KEFEN
Bir annenin yedi yaşında bir oğlancığı vardı. Çocuk öyle güzel, öyle
sevimliydi ki, hiç kimse onun için iyilik düşünmeden yüzüne bakamazdı.
Kadın da onu dünyada her şeyden fazla severdi.
Olacak bu ya, çocuk ansızın hastalandı ve sevgili Tanrı onu yanına aldı.
Kadın bunun üzerine bir şeyle avunamadı, gece gündüz ağladı. Fakat çok
geçmeden, çocuk gömüldükten sonra geceleri, yaşıyorken oturup oynadığı
yerlerde göründü. Annesi ağladıkça o da ağlıyordu.
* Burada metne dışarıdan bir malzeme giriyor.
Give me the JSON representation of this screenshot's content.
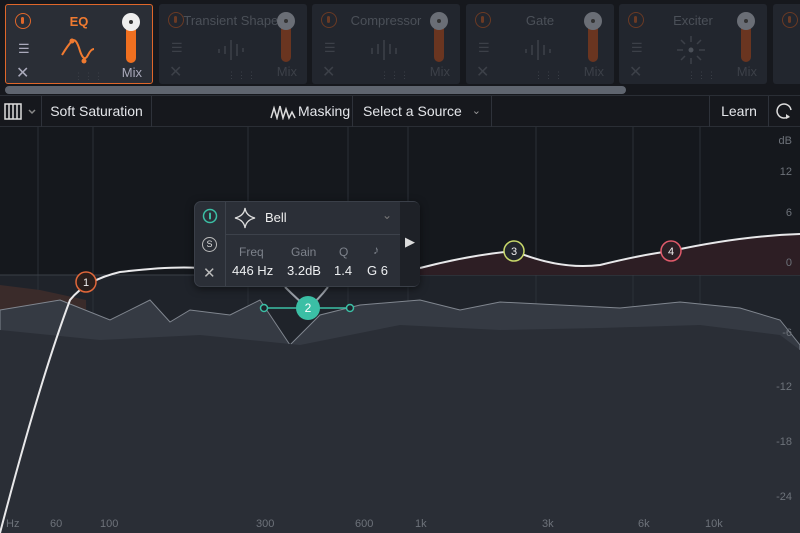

Sabah olunca da
kayboluyordu. Fakat anne ağlamaktan vazgeçmeyince çocuk bir gece,
kendisini içine sararak tabuta koydukları beyaz kefeniyle, başında da küçük
bir çelenkle geldi. Yatağın üstüne, kadının ayaklarının ucuna oturdu:
- Ah anneciğim, dedi, ağlamayı bırak; yoksa tabutumda uyuyamıyorum.
Çünkü senin gözyaşlarından kefenim kurumuyor, hepsi üzerine düşüyor.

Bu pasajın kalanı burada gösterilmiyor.